History
- Name: Histria Topaz
- Owner: Histria Shipmanagement
- Port of registry: Constanţa, Romania
- Ordered: 1985
- Builder: Constanța Shipyard
- Yard number: 357
- Launched: 1987
- Completed: 1987
- In service: 1987
- Identification: IMO number: 8501189; Callsign: V4EK2;

General characteristics
- Class & type: Oil tanker
- Tonnage: 39,750 dwt
- Length: 188.95 m (619 ft 11 in)
- Beam: 28 m (91 ft 10 in)
- Draft: 12.041 m (39 ft 6.1 in)
- Depth: 16.8 m (55 ft 1 in)
- Installed power: 12,360 kW (16,580 hp)
- Speed: 15 kn (28 km/h; 17 mph)
- Capacity: 44,884 m^{3} (282,310 bbl)
- Crew: Romanian

= Histria Topaz =

 Histria Topaz is a chemical/oil products tanker owned by the Romanian shipping company Histria Shipmanagement and is registered in Majuro, Marshall Islands.

==History==
Histria Topaz was built by the Galați shipyard in 1987 as a ship used for the transportation of oil and oil products and chemical products.
The ship is chartered by the Italian oil and natural gas company Eni.

==Technical description==
Histria Topaz is equipped with a double hull, one two-stroke acting diesel engine MAN B&W 6S50MC-C with a capacity of 9480 kW directly acting on the propeller shaft and a four-bladed fixed propeller built by Wärtsilä Propulsion Netherlands. It also has another three auxiliary MAN B&W 6L23/30H diesel engines with a capacity of 960 kW each. The ship has 14 hydraulically driven centrifugal deepwell Framo cargo pumps, 10 pumps with a capacity of 500 m3/hour, two pumps with a capacity of 200 m3/hour, one pump with a capacity of 100 m3/hour and one portable pump with a capacity of 150 m3/hour.

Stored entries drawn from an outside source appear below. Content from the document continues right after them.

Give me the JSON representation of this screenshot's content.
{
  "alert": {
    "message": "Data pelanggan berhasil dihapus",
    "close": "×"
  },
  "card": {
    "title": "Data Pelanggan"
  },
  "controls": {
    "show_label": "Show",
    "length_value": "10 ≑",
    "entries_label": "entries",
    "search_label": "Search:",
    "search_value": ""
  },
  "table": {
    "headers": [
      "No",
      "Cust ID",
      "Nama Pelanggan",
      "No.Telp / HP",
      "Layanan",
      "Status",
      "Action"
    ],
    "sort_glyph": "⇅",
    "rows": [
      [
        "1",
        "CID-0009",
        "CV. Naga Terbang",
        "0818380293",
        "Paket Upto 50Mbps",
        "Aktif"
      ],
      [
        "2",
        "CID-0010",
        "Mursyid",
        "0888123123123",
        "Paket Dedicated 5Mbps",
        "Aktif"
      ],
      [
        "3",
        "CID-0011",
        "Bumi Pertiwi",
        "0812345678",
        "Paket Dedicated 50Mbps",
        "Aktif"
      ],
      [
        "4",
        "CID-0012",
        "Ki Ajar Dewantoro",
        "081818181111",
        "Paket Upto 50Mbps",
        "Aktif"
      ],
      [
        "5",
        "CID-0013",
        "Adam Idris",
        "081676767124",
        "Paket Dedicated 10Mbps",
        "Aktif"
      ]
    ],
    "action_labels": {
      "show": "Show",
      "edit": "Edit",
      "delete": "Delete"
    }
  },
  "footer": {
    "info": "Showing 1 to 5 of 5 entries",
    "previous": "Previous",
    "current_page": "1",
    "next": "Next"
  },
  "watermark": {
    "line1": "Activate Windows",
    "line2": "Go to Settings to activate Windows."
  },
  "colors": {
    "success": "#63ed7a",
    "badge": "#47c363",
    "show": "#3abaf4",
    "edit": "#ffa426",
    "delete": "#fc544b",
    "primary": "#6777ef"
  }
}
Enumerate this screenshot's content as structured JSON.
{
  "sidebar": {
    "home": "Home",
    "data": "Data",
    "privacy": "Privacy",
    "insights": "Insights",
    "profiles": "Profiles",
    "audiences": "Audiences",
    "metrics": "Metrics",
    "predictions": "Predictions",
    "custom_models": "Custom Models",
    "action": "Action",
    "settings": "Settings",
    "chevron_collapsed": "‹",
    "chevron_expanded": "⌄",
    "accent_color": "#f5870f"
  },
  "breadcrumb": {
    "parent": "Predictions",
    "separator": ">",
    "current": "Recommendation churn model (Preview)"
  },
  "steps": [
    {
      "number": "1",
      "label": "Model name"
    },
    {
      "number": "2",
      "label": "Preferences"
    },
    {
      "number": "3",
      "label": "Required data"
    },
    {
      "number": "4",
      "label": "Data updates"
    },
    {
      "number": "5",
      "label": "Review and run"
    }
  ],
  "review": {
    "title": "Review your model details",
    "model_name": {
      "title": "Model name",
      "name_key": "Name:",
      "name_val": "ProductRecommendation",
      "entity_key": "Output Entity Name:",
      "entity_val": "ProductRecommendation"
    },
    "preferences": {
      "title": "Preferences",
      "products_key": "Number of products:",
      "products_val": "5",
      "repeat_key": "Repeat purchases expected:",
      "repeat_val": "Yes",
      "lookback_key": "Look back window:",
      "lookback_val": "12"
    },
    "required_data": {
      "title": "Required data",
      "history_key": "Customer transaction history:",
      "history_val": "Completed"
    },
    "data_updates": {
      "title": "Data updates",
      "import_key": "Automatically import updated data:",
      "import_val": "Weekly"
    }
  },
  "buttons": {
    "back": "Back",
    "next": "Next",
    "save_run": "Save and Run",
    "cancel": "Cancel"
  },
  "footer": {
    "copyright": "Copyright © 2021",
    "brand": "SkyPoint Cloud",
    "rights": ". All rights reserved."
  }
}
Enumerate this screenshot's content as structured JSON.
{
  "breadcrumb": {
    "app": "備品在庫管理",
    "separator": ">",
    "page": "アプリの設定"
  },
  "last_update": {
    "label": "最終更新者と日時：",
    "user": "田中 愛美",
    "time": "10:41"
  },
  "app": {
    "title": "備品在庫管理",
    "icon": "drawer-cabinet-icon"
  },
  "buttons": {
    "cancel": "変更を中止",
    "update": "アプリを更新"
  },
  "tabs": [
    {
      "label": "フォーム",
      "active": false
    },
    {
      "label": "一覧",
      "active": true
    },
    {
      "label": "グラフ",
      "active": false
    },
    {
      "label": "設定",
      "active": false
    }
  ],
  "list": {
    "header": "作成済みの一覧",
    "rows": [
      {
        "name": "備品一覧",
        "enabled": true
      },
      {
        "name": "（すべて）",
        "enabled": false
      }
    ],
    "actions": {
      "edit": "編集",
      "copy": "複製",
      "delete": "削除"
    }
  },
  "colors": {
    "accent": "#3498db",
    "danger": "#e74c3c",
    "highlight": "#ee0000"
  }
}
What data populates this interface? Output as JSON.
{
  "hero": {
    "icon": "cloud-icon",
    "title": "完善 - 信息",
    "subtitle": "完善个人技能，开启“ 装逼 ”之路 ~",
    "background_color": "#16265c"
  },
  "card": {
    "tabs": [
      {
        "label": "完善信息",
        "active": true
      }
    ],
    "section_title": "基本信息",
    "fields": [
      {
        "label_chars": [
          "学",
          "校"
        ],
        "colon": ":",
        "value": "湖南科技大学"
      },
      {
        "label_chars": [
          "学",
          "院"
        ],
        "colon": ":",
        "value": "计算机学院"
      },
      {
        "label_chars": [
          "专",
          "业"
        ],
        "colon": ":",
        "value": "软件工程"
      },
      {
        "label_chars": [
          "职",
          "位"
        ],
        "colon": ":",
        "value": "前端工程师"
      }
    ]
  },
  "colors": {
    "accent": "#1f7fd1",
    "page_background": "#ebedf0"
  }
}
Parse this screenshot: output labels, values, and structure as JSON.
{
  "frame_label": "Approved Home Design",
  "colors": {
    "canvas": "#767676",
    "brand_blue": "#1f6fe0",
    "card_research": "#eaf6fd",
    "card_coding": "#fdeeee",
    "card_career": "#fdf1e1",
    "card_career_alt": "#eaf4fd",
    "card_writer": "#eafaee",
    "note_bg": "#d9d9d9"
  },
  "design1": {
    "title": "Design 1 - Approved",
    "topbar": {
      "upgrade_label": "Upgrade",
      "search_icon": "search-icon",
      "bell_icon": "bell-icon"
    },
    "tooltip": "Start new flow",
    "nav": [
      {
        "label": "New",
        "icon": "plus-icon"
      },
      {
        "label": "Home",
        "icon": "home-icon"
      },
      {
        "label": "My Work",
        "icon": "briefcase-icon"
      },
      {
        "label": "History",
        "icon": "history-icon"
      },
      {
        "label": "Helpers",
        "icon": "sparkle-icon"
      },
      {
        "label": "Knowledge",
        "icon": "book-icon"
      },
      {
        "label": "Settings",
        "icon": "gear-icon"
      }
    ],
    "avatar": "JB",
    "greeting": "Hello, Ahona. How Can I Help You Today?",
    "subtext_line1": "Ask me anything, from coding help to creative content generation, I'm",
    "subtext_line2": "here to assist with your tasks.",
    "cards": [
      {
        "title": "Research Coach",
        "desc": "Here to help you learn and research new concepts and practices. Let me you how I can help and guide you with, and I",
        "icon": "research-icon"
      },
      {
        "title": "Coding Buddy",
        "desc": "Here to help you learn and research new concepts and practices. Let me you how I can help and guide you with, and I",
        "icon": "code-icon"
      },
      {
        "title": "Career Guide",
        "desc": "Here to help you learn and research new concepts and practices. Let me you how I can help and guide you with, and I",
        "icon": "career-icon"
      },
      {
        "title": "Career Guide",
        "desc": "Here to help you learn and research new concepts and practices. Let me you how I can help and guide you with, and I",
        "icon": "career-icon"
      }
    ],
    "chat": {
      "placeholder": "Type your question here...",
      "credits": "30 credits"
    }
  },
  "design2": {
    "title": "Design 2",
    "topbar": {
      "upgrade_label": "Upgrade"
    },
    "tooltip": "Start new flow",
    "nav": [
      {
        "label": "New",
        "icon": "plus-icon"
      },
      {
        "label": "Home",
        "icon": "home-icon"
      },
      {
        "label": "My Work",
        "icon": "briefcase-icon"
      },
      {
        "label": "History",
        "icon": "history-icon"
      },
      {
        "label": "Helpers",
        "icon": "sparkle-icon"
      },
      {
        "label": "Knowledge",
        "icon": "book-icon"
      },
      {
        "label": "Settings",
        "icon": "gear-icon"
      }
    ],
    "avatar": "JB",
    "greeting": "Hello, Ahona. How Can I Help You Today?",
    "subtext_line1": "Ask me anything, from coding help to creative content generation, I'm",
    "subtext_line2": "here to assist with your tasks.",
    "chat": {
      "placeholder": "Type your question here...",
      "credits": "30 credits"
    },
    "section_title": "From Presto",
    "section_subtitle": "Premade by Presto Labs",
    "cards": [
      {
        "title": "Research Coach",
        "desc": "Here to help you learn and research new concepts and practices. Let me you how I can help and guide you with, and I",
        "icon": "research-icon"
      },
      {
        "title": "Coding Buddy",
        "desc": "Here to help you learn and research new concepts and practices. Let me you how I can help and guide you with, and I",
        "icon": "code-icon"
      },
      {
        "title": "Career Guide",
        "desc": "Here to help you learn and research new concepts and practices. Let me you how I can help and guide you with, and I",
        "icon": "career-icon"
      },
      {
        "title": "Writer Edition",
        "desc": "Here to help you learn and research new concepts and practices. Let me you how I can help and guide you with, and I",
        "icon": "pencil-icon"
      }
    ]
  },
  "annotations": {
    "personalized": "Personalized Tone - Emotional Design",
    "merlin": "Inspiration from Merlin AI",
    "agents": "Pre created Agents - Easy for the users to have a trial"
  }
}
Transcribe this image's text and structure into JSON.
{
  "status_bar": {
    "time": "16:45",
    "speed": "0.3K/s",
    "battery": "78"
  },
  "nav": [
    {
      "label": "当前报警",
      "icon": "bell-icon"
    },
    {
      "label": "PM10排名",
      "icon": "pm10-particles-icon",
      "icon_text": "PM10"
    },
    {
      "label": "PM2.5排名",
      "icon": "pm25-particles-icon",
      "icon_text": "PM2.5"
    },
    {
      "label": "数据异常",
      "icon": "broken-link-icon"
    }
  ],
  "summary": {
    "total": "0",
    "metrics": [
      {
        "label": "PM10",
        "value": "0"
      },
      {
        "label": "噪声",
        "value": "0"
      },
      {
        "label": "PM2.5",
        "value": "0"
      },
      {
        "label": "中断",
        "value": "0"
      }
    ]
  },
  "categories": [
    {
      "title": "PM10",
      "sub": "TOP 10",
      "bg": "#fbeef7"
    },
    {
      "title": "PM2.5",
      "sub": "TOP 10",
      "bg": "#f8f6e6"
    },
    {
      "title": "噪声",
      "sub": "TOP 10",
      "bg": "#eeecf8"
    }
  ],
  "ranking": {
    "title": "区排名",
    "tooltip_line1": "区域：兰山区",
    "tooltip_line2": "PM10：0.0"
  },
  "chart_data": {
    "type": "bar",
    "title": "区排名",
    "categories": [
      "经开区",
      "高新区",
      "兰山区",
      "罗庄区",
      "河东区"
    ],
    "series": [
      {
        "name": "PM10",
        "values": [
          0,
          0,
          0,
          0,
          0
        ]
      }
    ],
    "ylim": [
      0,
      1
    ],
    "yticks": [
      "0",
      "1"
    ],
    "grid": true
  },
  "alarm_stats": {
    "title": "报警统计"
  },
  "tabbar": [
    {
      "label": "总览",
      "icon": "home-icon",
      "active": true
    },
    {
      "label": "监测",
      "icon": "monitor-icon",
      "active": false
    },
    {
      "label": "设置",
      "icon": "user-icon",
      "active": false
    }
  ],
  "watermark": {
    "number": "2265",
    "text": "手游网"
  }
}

The ship is equipped with five manifolds, a discharge capacity of 3000 m3/hour, a cargo handling capacity of 3750 m3/hour, one Liebherr hose-handling crane with a reach of 22 m, an Alfa Lawal JWSP-26-C100 freshwater conversion plant with a capacity of 30 m3/day and a Jowa Bio STP3 sewage-treatment plant capable of sustaining 34 people. The ship has ten cargo tanks, two tanks with a capacity of 3550 m3, four tanks with a capacity of 4900 m3, four tanks with a capacity of 5100 m3 and two slop tanks with a capacity of 1000 m3.